There are several regulations that come with a place like the Wilderness, which helps protect the resources and helps with the design. There is no mechanized or motorized equipment allowed in the Wilderness, this also includes bicycles, boat motors, and carts. In order to preserve the aesthetic value of wilderness hang gliders are also restricted. Under State regulations, hunting and fishing are allowed along with commercial guides and outfitters with the proper authorization and special use permits. Access to private land, operations of valid mining claims and administrations. With a permit grazing of domestic livestock is also allowed.
Frank Church River of No Return Wilderness — Unique Laws and Regulations and Why they Make it So Fun!
Distinctive to the Frank Church Wilderness and recognized by the Central Idaho Wilderness Act of 1980 are the following:
• The Salmon River allows Jet boats
• The Salmon and Middle Fork of the Salmon are allowing boating and some tributaries, under a permit system. However, party sizes are limited, and no trace can be left
• If you have a party of 20 or less and your length of stay up to 14 days, general backcountry visitation is permitted.
• Livestock is also permitted with a max party size of 20 people and 20 head of stock
Even more vital that the regulations that are in place are the responsibilities of each and every traveler that enters the Wilderness and that they need to protect it. A way to do this is to practice the minimum impact camping techniques. One incentive to do this comes from a respect for the land, water, reflection and politeness of all those who are to come after you. Using the “Leave No Trace” philosophy many fundamental principles and techniques have been developed. Some of the most vital practices are:
• Groups of 10 to 12 individuals work the best; however, the maximum of 20 individuals is possible unless you have approval for more. It’s important to be quiet and inconspicuous. Respect the isolation which is one of the most precious pieces of the wilderness resources.

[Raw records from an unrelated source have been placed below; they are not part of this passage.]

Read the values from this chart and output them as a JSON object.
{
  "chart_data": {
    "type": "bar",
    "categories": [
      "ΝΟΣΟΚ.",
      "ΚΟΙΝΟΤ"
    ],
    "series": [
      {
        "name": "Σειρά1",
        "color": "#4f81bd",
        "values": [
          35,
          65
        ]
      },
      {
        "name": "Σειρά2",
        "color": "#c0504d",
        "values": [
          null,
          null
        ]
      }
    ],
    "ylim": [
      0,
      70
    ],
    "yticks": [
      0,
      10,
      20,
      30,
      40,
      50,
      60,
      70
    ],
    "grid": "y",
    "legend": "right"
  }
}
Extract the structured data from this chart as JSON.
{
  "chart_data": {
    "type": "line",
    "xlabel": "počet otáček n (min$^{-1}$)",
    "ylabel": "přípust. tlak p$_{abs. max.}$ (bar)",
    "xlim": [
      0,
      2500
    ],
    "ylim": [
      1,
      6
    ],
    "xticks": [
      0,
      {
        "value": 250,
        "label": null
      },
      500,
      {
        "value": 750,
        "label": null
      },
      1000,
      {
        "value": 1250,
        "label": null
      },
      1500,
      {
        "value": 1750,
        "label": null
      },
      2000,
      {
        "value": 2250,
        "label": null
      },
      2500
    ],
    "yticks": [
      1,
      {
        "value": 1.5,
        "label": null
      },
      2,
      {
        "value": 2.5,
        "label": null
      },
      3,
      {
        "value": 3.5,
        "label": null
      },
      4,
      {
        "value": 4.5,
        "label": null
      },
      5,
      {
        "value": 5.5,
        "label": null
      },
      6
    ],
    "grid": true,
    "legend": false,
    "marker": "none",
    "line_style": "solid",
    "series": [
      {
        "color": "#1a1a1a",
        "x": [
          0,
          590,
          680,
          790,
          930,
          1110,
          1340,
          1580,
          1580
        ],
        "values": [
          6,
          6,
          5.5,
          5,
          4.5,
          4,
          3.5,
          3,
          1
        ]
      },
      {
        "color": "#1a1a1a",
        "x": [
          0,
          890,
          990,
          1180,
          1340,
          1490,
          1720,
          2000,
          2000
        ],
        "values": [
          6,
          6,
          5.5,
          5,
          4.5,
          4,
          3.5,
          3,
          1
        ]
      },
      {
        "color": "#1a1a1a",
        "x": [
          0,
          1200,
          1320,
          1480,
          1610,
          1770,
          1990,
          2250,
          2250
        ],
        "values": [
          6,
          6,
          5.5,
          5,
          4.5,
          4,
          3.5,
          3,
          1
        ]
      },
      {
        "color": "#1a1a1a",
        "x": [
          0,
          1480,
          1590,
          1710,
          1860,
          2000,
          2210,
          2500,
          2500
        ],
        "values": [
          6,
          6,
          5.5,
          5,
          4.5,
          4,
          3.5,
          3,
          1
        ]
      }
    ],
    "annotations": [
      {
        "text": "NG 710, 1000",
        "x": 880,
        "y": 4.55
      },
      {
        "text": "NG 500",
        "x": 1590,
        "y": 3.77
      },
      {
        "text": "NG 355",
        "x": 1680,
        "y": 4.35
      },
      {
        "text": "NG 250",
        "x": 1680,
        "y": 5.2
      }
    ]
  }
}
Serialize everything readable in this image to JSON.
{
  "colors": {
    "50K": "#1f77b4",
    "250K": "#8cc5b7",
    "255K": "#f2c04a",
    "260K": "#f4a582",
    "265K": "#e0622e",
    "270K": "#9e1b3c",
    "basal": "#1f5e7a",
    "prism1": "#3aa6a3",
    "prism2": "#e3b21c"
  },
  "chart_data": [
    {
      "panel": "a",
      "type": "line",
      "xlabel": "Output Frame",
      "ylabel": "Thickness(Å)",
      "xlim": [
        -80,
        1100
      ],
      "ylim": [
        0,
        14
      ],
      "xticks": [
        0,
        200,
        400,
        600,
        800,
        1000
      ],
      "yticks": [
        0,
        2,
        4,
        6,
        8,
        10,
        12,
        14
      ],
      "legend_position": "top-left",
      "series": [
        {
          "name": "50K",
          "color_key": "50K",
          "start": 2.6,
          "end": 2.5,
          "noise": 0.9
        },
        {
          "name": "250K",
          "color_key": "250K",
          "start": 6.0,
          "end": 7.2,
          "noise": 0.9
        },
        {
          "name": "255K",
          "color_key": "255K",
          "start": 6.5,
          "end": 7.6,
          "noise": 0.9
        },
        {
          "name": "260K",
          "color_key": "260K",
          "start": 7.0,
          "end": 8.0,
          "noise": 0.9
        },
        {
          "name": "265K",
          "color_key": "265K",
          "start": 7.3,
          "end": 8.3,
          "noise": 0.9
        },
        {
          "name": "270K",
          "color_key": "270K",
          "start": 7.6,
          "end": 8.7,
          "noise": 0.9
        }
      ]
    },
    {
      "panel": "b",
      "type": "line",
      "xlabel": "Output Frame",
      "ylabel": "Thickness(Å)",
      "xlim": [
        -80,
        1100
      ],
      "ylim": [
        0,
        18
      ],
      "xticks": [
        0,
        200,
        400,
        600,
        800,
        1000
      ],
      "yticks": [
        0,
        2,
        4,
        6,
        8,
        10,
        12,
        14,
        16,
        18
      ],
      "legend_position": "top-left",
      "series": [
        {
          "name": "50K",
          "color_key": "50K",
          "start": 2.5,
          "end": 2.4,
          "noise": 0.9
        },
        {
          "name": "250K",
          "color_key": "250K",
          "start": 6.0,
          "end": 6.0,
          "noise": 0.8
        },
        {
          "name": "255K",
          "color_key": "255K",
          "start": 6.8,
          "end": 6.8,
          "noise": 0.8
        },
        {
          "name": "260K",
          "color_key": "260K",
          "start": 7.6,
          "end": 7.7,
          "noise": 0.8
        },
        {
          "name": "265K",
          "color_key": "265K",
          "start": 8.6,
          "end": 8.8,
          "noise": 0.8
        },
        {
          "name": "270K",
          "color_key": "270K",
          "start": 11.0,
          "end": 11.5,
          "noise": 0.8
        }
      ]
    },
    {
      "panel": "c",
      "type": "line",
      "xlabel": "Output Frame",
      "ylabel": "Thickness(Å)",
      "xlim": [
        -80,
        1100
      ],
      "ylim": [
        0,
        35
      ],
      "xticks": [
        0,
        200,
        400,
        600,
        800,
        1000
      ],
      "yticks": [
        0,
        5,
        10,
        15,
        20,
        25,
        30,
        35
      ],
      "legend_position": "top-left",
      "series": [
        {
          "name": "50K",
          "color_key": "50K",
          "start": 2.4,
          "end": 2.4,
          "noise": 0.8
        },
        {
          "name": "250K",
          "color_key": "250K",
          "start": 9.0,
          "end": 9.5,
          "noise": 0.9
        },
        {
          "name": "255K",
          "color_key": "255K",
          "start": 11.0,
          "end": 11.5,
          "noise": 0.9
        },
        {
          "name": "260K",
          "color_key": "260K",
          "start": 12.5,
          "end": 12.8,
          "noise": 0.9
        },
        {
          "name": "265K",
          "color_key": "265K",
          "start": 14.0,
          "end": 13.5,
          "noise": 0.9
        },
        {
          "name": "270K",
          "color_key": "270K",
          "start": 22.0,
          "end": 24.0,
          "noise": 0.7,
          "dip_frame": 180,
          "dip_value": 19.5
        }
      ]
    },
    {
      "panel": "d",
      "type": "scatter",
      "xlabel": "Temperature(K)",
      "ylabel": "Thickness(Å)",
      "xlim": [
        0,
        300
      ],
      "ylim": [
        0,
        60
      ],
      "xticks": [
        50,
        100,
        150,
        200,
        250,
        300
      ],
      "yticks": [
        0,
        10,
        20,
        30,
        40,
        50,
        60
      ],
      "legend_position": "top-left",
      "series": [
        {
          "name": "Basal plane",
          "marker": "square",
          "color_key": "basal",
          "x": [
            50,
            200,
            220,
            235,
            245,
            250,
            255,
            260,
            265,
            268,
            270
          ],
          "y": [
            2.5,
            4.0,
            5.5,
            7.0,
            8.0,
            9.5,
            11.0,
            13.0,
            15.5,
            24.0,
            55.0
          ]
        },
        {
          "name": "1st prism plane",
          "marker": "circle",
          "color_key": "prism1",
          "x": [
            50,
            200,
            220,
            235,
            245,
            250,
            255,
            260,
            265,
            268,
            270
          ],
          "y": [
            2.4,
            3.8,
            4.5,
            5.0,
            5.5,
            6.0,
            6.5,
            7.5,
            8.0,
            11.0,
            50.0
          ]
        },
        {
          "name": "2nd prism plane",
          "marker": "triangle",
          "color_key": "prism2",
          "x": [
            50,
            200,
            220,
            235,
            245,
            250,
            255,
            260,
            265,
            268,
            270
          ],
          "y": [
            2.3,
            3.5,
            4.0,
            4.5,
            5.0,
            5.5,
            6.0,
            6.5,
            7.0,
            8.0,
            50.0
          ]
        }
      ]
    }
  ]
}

• Make sure to stay on the trails to keep from widening them and causing major wear. In addition, do not cut switchbacks.
• No camping within sight or sound of any other campers and outside at least 200 feet from rivers, trails, and streams.
• Do not dispose of any soap and detergent in the hot springs, lakes, and streams. Dispose of water after washing and rinsing using buckets or pans at least 200 feet from lakes or streams.
• Try to locate a campsite that has already impacted the land, especially if your group is more than 6.
• Pick and pack out all track and litter. If camping in a popular area, make sure to leave the campsite even better than you found it. If you choose to camp in an area that has not been used or has been used very little, make sure to leave no evidence of your stay.
• Take responsibility for human waste, take a small shovel or trowel with you to dispose of the feces. When floating on the rivers use the proper sealed portable toilets and take them out with you. If going overland, bury feces.
• Do not construct facilities like fire circles, bough beds, lean-tos, or gear racks.
• In areas where fires are allowed only build a small one and only use dead or down wood of small diameter. Take out garbage that will not burn.
• The feed that you have for stock must be “Weed Seed Free” supplemental feed, if needed, in addition, you should only bring alfalfa hay, processed pellets, and grain to prevent native plants that are not from the Wilderness. There is no straw allowed in the Wilderness.
• Archeological artifacts are not allowed to be collected according to the Antiquities Act. Enjoy the artifacts but leave them as they are to be enjoyed by the next visitors.